On a laissé les plus mal portants à l’ombre, afin de les reprendre plus tard à bord de véhicules. On a été escortés jusqu’à Nyamata, on a attendu quelques jours, puis je suis retourné avec mon grand frère sur notre parcelle de Kiganna. Puisque la maison parentale était écroulée, on s’est installés ici, à Kibungo, chez le grand-père qui avait été tué pendant tout ce temps. De toute façon, c’était un trop lourd fardeau de vivre au bord de la rivière où on avait été heureux en famille.
Papa avait vingt-quatre vaches et cinq chèvres. On a rattrapé trois vaches dans la brousse, grâce à leurs tâches de couleurs remarquables. Je vis maintenant avec mon grand frère, Vincent Yambabaliye. Je lui prépare son écuelle le matin et le soir, je garde nos vaches et trois autres appartenant à des avoisinants, dans les arbustes, pendant qu’il cultive la parcelle. Je n’aime pas descendre dans la vallée, car je crains que les vaches ne se baladent dans les troupeaux des commerçants de Nyamata. On n’a plus assez de vaches pour les rassembler autour d’un berger payant. C’est ça qui stoppe mon retour à l’enseignement, et c’est une forte peine quotidienne.
À Kibungo, je me suis ramené à la vie raisonnablement, mais le chagrin d’avoir perdu ma famille survient toujours à l’improviste. Je mène une vie trop désolée. Je crains les frémissements dans les taillis en compagnie des vaches. Je voudrais retourner sur le banc et recommencer une existence scolaire où je pourrais entrevoir un avenir.
À Kibungo, je vois bien que la vie est cassée dès le soir. Beaucoup d’hommes attendent impatiemment de boire l’ urwagwa ou la Primus.
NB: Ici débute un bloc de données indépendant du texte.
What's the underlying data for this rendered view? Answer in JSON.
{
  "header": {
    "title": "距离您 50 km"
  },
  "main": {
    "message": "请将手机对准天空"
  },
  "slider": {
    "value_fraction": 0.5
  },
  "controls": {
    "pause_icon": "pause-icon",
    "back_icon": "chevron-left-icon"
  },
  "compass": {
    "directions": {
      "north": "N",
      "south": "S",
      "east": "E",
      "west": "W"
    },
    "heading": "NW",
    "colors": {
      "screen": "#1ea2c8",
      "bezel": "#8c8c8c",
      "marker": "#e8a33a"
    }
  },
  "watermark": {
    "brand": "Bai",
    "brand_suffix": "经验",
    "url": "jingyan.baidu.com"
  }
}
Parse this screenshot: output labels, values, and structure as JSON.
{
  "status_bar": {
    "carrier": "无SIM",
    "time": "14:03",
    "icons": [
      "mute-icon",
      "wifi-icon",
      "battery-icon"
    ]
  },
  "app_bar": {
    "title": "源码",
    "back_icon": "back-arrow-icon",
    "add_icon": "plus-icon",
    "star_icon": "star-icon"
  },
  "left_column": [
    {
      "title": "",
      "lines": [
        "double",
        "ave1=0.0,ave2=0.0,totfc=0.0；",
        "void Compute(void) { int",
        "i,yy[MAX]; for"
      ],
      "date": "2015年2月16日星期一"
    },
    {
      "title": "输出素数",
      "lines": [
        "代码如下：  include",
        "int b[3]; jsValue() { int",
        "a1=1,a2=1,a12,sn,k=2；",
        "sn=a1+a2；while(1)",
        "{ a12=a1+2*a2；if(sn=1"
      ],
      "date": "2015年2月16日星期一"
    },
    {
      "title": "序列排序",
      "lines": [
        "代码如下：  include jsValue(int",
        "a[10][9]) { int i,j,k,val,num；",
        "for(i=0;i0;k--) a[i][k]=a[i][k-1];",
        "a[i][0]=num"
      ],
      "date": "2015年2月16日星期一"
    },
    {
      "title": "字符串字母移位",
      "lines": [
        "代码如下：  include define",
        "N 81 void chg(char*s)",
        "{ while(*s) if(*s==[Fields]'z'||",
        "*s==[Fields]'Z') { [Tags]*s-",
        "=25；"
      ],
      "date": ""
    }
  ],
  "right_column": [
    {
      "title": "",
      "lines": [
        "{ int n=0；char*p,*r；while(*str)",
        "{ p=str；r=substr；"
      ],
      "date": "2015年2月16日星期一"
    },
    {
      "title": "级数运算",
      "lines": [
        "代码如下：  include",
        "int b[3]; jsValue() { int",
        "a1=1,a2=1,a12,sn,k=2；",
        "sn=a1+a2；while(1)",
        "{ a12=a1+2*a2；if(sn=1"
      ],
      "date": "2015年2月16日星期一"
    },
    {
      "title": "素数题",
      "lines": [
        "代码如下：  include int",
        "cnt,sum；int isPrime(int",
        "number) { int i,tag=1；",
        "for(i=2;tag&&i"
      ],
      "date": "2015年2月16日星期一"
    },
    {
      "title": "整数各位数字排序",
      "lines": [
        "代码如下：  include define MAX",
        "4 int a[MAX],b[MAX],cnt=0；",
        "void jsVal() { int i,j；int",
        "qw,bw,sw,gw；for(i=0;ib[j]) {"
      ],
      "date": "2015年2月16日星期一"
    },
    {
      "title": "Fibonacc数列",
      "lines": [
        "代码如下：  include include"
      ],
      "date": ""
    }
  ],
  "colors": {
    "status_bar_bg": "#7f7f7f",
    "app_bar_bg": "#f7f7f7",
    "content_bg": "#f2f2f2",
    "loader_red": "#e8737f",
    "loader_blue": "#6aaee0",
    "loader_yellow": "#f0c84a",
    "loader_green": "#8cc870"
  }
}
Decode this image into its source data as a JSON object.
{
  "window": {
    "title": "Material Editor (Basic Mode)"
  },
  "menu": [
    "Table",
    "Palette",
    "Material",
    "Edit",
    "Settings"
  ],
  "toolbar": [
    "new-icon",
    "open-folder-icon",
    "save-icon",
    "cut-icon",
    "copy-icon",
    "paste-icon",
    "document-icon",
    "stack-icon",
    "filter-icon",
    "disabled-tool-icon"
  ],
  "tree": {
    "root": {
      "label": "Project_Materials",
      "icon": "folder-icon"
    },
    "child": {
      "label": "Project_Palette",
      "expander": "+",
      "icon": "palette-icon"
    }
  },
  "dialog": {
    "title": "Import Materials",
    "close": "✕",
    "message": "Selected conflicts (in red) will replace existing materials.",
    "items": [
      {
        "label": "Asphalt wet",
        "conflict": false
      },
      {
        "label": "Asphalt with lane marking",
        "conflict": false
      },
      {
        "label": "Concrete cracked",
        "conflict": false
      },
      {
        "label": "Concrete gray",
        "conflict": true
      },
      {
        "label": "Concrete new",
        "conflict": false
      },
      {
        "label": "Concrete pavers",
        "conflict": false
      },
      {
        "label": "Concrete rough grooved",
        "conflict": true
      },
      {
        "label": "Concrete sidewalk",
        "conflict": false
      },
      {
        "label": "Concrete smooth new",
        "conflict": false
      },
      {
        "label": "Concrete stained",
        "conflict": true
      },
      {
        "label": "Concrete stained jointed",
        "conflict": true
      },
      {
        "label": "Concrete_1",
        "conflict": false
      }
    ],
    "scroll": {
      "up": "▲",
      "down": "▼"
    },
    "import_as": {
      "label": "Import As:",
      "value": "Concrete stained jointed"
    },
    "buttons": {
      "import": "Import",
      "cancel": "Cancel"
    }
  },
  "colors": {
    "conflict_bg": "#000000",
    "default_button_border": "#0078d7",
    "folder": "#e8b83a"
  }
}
L’ urwagwa, c’est notre vin de banane. Ils boivent, et ils ne pensent plus à rien d’intéressant, ils disent des étourderies, ou ils se taisent complètement. Comme s’ils voulaient seulement boire à la place de ceux qui ont été tués et qui ne peuvent plus boire leur part avec eux, et que, surtout, personne ne veut oublier.
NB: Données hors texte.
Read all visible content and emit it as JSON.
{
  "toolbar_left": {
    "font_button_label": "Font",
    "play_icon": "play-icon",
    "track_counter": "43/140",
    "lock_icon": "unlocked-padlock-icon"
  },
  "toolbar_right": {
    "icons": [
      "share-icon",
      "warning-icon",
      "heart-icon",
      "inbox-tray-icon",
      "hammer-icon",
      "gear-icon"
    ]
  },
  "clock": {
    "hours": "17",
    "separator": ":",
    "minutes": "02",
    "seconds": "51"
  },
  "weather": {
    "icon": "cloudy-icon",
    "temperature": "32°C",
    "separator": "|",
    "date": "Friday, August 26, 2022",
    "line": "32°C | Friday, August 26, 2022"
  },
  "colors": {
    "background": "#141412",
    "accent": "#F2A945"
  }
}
Le génocide à Kibungo, on n’en oubliera pas une bribe de vérité, parce qu’on partage nos souvenirs. Le soir on parle souvent de ça, on se répète des détails et on cherche des précisions. Certains jours, on évoque les moments les plus terribles, des interahamwe menaçants ; certains jours, on évoque les moments plus calmes, quand ils avaient pris congé de notre côté du marais. On se lance quelques moqueries humoristiques et aussitôt après on reprend les scènes les plus pénibles.
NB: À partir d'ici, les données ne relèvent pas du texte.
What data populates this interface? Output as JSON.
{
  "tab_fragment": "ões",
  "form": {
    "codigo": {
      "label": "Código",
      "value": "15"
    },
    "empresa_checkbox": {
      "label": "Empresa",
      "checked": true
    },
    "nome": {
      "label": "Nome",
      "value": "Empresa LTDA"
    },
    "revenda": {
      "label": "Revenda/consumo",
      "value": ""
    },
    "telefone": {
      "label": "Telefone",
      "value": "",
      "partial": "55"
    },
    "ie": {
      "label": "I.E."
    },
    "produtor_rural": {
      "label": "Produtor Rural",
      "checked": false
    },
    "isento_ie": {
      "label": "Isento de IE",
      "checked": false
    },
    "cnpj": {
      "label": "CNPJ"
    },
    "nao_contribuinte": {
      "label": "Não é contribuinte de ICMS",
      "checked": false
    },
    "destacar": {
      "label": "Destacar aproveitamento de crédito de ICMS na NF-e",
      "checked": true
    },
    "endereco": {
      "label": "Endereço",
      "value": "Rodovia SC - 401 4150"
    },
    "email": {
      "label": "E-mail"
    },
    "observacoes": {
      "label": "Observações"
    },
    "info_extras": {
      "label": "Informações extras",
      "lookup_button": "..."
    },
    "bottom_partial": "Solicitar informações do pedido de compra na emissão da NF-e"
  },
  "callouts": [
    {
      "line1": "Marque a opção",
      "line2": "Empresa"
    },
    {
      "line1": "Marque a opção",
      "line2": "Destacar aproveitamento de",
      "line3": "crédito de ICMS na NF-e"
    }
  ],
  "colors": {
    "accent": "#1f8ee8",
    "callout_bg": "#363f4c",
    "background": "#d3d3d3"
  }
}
Toutefois, à cause du temps, je sens bien que ma mémoire trie mes souvenirs comme elle veut, sans que je puisse contrebalancer ; pareil pour les collègues. Certains épisodes sont très racontés, alors ils grossissent grâce à tous les ajouts des uns et des autres. Ils se maintiennent transparents si je puis dire, comme s’ils s’étaient déroulés hier ou à peine l’année dernière. D’autres épisodes sont délaissés et ils s’obscurcissent comme dans un songe. Je dirais que certains souvenirs sont perfectionnés, et d’autres sont négligés. Mais je sais que nous nous rappelons mieux maintenant qu’auparavant ce qui nous est arrivé à nous-mêmes. Nous ne sommes plus intéressés à inventer, ou à exagérer ou à cacher comme à la libération, parce que nous ne sommes plus embrouillés par la peur des machettes. Nombre de personnes sont moins effrayées ou moins gênées de ce qu’elles ont vécu. Parfois on se raconte de trop, et je prends peur lorsque je m’allonge dans mon lit.
Quand je passe devant l’église de N’tarama, je détourne les yeux le long des grillages, j’évite la cabane du Mémorial. Je ne veux pas regarder les rangées de crânes sans noms qui sont peut-être ceux de ma famille. Quelquefois, je descends au bord du marais, je m’assieds sur une touffe d’herbage et j’observe les papyrus. Alors, je revois les interahamwe qui coupaient avec les machettes ce qu’ils trouvaient dans la journée. Ça éveille en moi une tristesse et une menace, mais pas de haine.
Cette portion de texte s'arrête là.